The Island sits in between Porthmeor Beach and Porthgwidden Beach and is easily accessible from all parts of the town. From Porthmeor Beach, take the steps up by the flats on the East side of the beach. From the harbour, follow the coast path round past Bamaluz Beach and across Porthgwidden Beach. From the centre of town, walk along Back Road East and turn down Island Road.
Since the settlement of St Ives, The Island has played a big role as a lookout and focal point of St Ives. It was originally called "Pendinas" which means fortified headland, and it used to be a promontory fort with a ditch and ramparts.
St Nicholas Chapel sits right at the top of The Island and dates back to the 15th century or possibly even earlier. It is thought that this is where people came to worship prior to the main church being built in St Ives in 1434. It is a really simple, granite chapel consisting of one small room, with the most incredible view!
During the 18th century it is believed that the chapel was used more as a lookout post, especially for revenue officers or "preventative men" keeping a watch for smugglers. It then fell into the hands of the War Office who used it as a store.

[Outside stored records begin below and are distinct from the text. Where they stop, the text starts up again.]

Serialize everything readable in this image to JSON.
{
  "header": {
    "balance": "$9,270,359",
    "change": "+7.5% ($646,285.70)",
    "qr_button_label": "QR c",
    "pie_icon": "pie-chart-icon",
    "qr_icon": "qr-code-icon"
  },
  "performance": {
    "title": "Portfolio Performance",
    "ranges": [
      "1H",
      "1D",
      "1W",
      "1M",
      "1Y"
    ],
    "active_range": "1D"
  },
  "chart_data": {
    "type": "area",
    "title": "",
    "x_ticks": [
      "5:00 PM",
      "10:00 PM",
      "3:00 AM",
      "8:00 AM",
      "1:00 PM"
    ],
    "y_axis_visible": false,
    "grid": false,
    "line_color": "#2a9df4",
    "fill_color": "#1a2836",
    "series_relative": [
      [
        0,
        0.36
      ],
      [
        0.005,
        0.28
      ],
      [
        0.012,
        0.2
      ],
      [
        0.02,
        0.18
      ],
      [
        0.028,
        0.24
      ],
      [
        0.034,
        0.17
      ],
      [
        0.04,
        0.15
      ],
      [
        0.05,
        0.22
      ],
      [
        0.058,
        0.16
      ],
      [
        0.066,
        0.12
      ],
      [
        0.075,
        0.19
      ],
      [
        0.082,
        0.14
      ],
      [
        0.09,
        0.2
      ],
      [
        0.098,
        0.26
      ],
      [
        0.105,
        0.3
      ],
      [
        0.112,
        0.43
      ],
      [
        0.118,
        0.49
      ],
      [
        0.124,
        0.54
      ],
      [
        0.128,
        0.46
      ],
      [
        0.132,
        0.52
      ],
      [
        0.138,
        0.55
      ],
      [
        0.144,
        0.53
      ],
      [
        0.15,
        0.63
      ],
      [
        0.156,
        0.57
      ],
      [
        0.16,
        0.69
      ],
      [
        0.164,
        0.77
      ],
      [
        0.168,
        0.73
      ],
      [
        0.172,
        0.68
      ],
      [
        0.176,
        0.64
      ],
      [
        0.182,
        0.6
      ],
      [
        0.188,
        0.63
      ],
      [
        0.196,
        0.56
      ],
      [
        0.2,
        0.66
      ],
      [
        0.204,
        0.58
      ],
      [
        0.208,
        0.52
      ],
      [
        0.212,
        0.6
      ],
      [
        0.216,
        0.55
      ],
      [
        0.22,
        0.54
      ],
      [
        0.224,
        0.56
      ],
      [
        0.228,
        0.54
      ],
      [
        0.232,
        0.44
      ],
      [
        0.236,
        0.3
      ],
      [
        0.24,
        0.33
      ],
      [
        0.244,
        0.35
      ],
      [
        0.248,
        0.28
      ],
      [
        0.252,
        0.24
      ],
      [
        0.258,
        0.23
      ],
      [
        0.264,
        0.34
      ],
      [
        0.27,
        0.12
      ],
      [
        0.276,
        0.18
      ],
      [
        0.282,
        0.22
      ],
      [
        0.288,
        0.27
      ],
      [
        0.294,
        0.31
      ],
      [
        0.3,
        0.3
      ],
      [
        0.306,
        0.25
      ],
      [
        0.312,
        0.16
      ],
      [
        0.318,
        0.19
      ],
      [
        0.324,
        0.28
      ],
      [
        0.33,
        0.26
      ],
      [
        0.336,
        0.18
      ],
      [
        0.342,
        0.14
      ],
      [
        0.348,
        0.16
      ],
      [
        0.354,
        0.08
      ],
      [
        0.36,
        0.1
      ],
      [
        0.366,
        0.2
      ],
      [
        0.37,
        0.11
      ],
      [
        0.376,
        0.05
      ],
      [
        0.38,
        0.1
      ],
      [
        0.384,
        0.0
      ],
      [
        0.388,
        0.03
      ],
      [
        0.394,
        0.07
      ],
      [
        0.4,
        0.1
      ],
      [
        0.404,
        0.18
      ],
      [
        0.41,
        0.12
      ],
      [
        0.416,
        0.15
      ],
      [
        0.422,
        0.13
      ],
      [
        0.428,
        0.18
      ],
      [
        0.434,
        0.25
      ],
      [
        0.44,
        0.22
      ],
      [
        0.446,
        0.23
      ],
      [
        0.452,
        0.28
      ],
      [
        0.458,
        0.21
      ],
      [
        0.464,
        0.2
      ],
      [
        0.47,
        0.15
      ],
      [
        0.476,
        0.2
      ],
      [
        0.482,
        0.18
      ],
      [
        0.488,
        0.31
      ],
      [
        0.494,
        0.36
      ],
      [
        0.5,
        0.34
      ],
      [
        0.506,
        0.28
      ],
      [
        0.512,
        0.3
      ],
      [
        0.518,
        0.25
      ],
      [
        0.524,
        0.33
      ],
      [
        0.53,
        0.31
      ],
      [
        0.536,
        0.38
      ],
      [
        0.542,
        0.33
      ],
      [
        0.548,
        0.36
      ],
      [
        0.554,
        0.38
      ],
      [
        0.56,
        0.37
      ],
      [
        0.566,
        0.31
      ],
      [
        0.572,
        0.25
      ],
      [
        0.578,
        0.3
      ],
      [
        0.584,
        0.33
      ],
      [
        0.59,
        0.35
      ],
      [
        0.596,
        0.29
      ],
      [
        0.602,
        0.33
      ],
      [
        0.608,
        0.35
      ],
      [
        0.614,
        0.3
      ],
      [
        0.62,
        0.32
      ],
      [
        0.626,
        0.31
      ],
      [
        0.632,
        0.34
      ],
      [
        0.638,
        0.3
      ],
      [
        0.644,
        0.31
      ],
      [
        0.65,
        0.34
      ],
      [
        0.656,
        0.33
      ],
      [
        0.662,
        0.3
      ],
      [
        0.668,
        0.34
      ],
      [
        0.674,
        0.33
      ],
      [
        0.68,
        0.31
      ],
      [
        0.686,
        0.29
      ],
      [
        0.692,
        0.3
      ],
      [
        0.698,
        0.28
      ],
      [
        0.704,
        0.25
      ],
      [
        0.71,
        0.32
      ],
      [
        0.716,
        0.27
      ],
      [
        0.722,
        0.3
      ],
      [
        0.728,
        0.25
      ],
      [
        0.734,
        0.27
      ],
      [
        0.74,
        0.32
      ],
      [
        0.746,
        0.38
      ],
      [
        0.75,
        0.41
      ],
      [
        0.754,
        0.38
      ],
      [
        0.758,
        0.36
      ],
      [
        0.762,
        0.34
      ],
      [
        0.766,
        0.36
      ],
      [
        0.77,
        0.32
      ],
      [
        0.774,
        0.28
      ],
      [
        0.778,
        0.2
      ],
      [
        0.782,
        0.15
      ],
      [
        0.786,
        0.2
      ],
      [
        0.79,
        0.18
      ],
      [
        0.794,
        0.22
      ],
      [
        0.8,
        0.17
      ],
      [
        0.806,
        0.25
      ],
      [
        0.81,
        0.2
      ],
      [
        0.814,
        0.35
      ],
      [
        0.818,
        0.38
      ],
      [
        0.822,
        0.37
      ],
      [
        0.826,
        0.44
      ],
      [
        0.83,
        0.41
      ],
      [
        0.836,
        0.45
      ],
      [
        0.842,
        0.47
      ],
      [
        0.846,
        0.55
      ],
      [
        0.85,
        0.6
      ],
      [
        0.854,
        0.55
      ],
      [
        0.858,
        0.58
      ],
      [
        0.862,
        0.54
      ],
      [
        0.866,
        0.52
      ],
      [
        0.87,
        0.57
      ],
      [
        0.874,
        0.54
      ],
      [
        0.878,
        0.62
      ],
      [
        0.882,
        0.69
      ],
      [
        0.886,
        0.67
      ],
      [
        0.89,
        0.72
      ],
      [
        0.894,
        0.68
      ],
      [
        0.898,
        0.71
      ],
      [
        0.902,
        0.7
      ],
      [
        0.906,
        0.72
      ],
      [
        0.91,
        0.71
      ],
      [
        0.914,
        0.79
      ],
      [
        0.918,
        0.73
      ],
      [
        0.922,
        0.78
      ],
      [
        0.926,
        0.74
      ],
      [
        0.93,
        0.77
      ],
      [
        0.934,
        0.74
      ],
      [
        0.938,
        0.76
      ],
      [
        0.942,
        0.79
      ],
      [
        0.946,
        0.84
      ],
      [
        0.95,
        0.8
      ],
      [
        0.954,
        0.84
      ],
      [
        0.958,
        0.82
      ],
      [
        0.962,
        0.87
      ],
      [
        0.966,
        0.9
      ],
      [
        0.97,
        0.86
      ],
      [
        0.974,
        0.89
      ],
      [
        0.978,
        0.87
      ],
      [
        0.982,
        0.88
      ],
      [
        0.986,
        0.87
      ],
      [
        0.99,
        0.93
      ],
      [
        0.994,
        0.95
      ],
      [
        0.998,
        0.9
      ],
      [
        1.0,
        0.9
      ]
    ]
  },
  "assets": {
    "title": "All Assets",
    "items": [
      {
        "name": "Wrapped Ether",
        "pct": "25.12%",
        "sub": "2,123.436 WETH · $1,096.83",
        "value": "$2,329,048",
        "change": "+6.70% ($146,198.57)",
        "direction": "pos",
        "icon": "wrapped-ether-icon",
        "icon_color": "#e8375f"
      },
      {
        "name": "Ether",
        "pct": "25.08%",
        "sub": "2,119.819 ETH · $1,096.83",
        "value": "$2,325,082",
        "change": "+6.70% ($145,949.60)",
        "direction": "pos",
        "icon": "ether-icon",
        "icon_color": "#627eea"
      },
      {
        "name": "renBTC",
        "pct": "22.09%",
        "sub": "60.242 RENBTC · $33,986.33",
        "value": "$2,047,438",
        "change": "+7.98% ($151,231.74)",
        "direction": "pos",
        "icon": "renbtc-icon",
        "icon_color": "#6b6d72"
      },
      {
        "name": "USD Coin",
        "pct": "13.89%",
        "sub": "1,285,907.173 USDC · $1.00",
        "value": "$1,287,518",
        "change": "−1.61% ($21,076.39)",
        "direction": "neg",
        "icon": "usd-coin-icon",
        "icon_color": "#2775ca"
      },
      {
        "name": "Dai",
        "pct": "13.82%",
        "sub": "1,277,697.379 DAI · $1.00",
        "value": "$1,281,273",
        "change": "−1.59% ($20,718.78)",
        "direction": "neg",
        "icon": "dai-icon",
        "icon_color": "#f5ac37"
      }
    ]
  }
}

In 1904, the War Office started to tear the chapel down, but there was a public outcry. In 1911, Sir Edward Hain (the St Ives ship owner) stepped in and restored the chapel to commemorate the coronation of King George V.
The chapel was restored again in 1971 which is when the floor tiles by Bernard Leach were made. The icon of St Nicholas was donated by a monastery in Devon.
Volunteers now open up the chapel in the summer months and it is also used for wedding blessings.
St Nicholas is not only the patron saint of children, he is the patron saint of sailors too. So it is not surprising that there is a chapel dedicated to St Nicholas in St Ives.
Although there are no remaining traces, it is interesting to note that The Island was used as a sort of lighthouse before Godrevy Lighthouse was built in the late 1850s. The light was basically a fire and it was called The Pharos. It was lit at night to help guide shipping safely into the harbour. We believe the fire was placed on Lamp Rock, which is the rocky outcrop on the north-east corner of the Island.
Our little island in St Ives was considered to be of strategic importance in the 1850s! A gun battery was built in 1859 to help protect the area from French invasion. It consisted of a 3 gun emplacements and an ammunitions cellar. What is now the Surfhouse St Ives used to be the barracks that housed the gunners and their families.
In 1895, it was all dismantled when the powers that be decided that St Ives wasn't really a main target for battle!
In around 1905, the Admiralty put up a signalling mast and a huge semaphore pole on what was then referred to as ‘Battery Point’.
The Coastguard built a lookout on the largest of the 3 gun emplacements in 1945. This used to be run by the government and was manned day and night. However, in 1994 the government closed it down as it thought new technologies made visual monitoring of the coast unneccessary.
In 1999 it was reopened by NCI coastguard, which is a voluntary organisation. They keep watch over the coastal activity in St Ives Bay. They also monitor weather and sea conditions and provide information for mariners, walkers and other users of the sea and coast. They also observe the coastal and marine life.
The other main building on The Island is now called Surfhouse St Ives. This building was originally the barracks for The Gun Battery and was built in 1860. It has had all sorts of uses, mainly military, but also as an artists studio. It had fallen into disrepair though and needed a lot of TLC. Tassy Swallow, a local surfer secured a long lease from the council in 2014. She received crowd-funding to repair the building and now runs Tassy's Surf Ratz, a surf education project for girls aged 6-12 from there. Surfhouse St Ives is also a place for education and entertainment for the wider community. They hold workshops, film nights and other events there.
Tassy Swallow is also the brain child behind the fabulous Island Summer Island Disco!
Every year on the 1st Saturday in August, The Island comes alive with it's own fabulous festival. It is all about food, drink, music, entertainment and the whole community coming together to celebrate the Summer!
The Island is simply buzzing with wildlife. Take a walk along the path that circles The Island and keep your eyes and ears peeled.
The Island is one of the stopping off points for migratory birds, and so it is one of the best bird watching sites. Rare and unusual birds are frequently spotted as are Gannets, Razorbills, Manx Sheerwaters, Cormorants and even the occasional Puffin! On top of The Island in the bushes, the bird life is just crazy. Sit still and listen and the whole place comes alive! Circling overhead we have a resident Kestrel!
The Island is one of the most stunning place for wildflowers, especially in Spring. We get carpets of seapinks (thrift),
You would be unlucky not to spot a seal on a walk around The Island. They are plentiful at most times of the year. There are also often pods of dolphins to be seen and even the odd whale!